I like your graphic, it lays it all out there. It also shows how much of the energy we produce is essentially wasted. By the way, WTF is a quad?

tularetom

(23,664 posts)
155. Its been many years since I knew this stuff but I recall that a million BTU's = 300 kwhr =/-
Tue May 10, 2016, 09:26 PM
May 2016

So a quadrillion BTU's would be a billion times that or 300 billion kwhr.

And from the chart it appears that the bulk of those 300 billion kwhr is heat that escapes to the atmosphere.

How many (quads, BTUs, kWhr) does it take to raise the temperature of the atmosphere 1 degree?

Recursion

(56,582 posts)
157. With the caveat that thermodynamics was about a decade ago, 5 Zottajoules, or 5000 quads.
Tue May 10, 2016, 10:09 PM
May 2016

The mass of the atmosphere is (to a cocktail-napkin level of precision) 5 * 1021 g.

The specific heat of air is (again, roughly) 1 J / (g K)

Delta T in this case is 1 (let's stick with Kelvin just to keep this easy)

E = C * m * Delta T, or 1 * 5 * 1021 * 1 = 5 * 1021 J = 5 Zottajoules (I had to look that up; I only know the prefixes through exa-).
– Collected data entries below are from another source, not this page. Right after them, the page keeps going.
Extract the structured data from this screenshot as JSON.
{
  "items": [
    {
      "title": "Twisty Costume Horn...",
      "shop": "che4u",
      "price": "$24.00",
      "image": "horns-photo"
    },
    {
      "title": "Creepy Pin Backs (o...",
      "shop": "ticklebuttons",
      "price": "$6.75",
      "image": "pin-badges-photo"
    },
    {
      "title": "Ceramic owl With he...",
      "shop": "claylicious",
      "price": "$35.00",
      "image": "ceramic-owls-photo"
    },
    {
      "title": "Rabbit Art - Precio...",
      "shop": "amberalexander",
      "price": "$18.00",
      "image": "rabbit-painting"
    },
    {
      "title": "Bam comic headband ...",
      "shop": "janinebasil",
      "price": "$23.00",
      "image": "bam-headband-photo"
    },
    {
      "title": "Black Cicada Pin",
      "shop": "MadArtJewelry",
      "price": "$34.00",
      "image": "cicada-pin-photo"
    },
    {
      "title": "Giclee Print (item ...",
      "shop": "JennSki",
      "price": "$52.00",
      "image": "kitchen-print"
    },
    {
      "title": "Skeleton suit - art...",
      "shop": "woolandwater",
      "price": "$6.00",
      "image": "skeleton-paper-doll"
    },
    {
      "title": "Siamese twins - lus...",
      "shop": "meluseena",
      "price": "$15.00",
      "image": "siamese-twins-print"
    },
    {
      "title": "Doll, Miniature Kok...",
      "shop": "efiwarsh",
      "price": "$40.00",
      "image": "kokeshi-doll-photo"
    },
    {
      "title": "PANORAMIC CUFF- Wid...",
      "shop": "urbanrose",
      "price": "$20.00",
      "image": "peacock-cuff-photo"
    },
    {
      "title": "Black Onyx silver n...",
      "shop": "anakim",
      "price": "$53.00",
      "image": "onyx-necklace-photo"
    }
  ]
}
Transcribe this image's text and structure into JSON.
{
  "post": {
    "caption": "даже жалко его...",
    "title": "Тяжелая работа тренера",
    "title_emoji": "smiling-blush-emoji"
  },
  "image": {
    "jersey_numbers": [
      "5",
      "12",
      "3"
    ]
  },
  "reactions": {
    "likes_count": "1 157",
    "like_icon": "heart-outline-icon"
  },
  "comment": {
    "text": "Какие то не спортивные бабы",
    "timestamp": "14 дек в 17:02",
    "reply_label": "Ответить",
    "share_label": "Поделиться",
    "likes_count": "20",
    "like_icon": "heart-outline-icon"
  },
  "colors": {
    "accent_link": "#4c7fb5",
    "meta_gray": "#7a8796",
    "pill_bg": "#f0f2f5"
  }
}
(Also only a portion of the rejected energy is heating the atmosphere; some of it is making the atmosphere more humid.) But it's definitely a contributor to warming, if a small-ish one relatively.

 

CentralCoaster

(1,163 posts)
158. Not enough options, this is a push poll.
Tue May 10, 2016, 11:28 PM
May 2016

I get the point, and I appreciate the energy flows Sankey diagram, I use this in many presentations.

My response would be that I support both under the conditions that we work hard to phase them out, institute carbon taxes yesterday, and ramp up renewable source generation and storage technologies. We also have to regulate the hell out of fracking and require disclosure of fracking chemicals and compounds.

Most people don't have enough information about the energy sector to have an informed discussion so your poll is a bit unfair.

But, again, I get the point.

 

riderinthestorm

(23,272 posts)
165. Neither. We built the bomb in @ 3 years iirc. Our WWII military in half that time
Thu May 12, 2016, 04:09 PM
May 2016

I believe we could similarly apply ourselves to a national effort to wean ourselves off coal, fracking and nuclear within 5 years if we wanted it.

Solar, hydro, wind, geothermal all have solid platforms now and are just waiting for cash and momentum.

FWIW, if pressed, I'd choose coal over fracking since we have a longer history with it and more ability to regulate it and its effects but honestly I don't see this as a binary choice.